"Our aim in filing this suit is to end this mass surveillance program in order to protect the rights of our users around the world. We are joined by eight other organizations and represented by the American Civil Liberties Union (ACLU)," said Michelle Paulson, Senior Legal Counsel, Wikimedia Foundation.
In 2014, the Wikimedia Foundation began conversations with the ACLU about the possibility of filing suit against the NSA and other defendants on behalf of the Foundation, its staff, and its users.

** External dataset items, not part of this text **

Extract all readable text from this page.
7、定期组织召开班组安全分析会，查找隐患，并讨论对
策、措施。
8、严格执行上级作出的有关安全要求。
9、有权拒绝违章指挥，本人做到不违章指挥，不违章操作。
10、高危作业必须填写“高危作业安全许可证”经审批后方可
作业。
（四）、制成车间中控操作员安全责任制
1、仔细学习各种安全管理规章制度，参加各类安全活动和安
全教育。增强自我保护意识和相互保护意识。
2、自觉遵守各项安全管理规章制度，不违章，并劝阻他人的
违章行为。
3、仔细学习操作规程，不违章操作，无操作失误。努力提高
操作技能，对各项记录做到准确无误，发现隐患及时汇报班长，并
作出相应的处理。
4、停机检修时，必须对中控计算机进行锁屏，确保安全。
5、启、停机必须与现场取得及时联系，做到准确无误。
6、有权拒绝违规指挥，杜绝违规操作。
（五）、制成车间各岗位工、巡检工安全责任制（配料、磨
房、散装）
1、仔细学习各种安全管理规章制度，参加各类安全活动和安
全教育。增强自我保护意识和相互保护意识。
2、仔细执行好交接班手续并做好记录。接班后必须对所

The case today challenges the NSA’s use of upstream surveillance conducted under the authority of the 2008 Foreign Intelligence Surveillance Act Amendments Act (FAA). Upstream surveillance taps the internet’s "backbone" to capture communications with "non-U.S. persons." The FAA authorizes the collection of these communications if they fall into the broad category of "foreign intelligence information" that includes nearly any information that could be construed as relating to national security or foreign affairs. The program casts a vast net, and as a result, captures communications that are not connected to any "target," or may be entirely domestic. This includes communications by our users and staff.
Wikimedia's legal respresentatives believe that the NSA’s current practices "far exceed the already broad authority granted by the U.S. Congress through the FAA,", and that these practices violate the U.S. Constitution’s First Amendment, which protects freedom of speech and association, and the Fourth Amendment, which protects against unreasonable search and seizure.